– Entre amis, mon cher Athos, vous avez raison, ce serait une infamie; mais entre ennemis, c’est une ruse.
Athos croisa les bras et laissa tomber sa belle tête sur sa poitrine.
– Que voulez-vous, Athos! dit Aramis, les hommes sont ainsi faits, et n’ont pas toujours vingt ans. Nous avons cruellement blessé, vous le savez, cet amour-propre qui dirige aveuglément les actions de d’Artagnan. Il a été vaincu. Ne l’avez-vous pas entendu se désespérer sur la route? Quant à Porthos, sa baronnie dépendait peut-être de la réussite de cette affaire. Eh bien! il nous a rencontrés sur son chemin, et ne sera pas encore baron de cette fois-ci. Qui vous dit que cette fameuse baronnie ne tient pas à notre entrevue de ce soir? Prenons nos précautions, Athos.

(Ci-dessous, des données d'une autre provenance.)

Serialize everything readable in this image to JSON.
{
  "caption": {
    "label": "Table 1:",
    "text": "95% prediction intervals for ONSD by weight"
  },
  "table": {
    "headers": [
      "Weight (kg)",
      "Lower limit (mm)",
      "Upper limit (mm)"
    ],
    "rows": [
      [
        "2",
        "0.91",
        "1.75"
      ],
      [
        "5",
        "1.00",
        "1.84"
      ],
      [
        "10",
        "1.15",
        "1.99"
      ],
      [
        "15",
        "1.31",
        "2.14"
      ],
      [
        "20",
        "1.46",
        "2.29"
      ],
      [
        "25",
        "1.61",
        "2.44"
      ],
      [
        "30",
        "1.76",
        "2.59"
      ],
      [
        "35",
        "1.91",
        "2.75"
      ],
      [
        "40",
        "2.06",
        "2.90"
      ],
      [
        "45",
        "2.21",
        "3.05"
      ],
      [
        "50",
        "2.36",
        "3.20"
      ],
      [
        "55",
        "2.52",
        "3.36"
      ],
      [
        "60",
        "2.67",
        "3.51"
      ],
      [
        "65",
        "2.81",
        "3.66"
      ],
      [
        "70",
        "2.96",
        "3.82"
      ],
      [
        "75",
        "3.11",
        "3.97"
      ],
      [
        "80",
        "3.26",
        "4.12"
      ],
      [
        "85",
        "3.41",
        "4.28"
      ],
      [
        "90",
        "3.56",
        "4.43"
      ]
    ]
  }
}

– Mais s’ils allaient venir sans armes, eux? Quelle honte pour nous, Aramis!
– Oh! soyez tranquille, mon cher, je vous réponds qu’il n’en sera pas ainsi. D’ailleurs, nous avons une excuse, nous, nous arrivons de voyage et nous sommes rebelles!

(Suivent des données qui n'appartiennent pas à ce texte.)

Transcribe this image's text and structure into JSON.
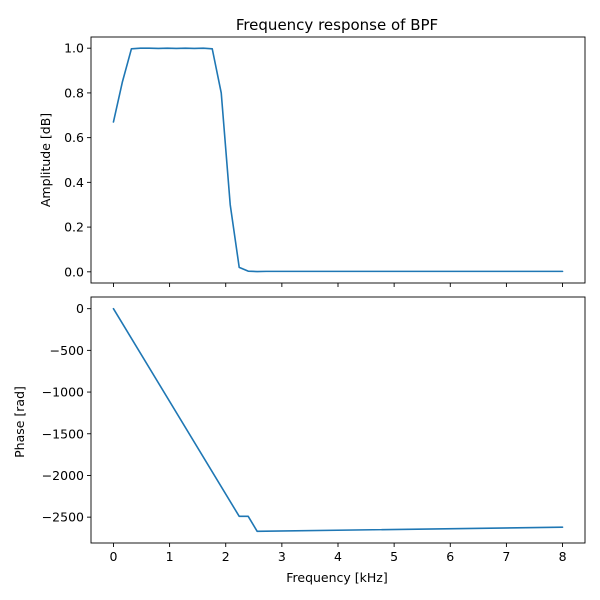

– Une excuse à nous! Il nous faut prévoir le cas où nous aurions besoin dune excuse vis-à-vis de d’Artagnan, vis-à-vis de Porthos! Oh! Aramis, Aramis continua Athos en secouant tristement la tête, sur mon âme, vous me rendez le plus malheureux des hommes. Vous désenchantez un cœur qui n’était pas entièrement mort à l’amitié! Tenez, Aramis, j’aimerais presque autant, je vous le jure, qu’on me l’arrachât de la poitrine. Allez-y comme vous voudrez, Aramis. Quant à moi, j’irai désarmé.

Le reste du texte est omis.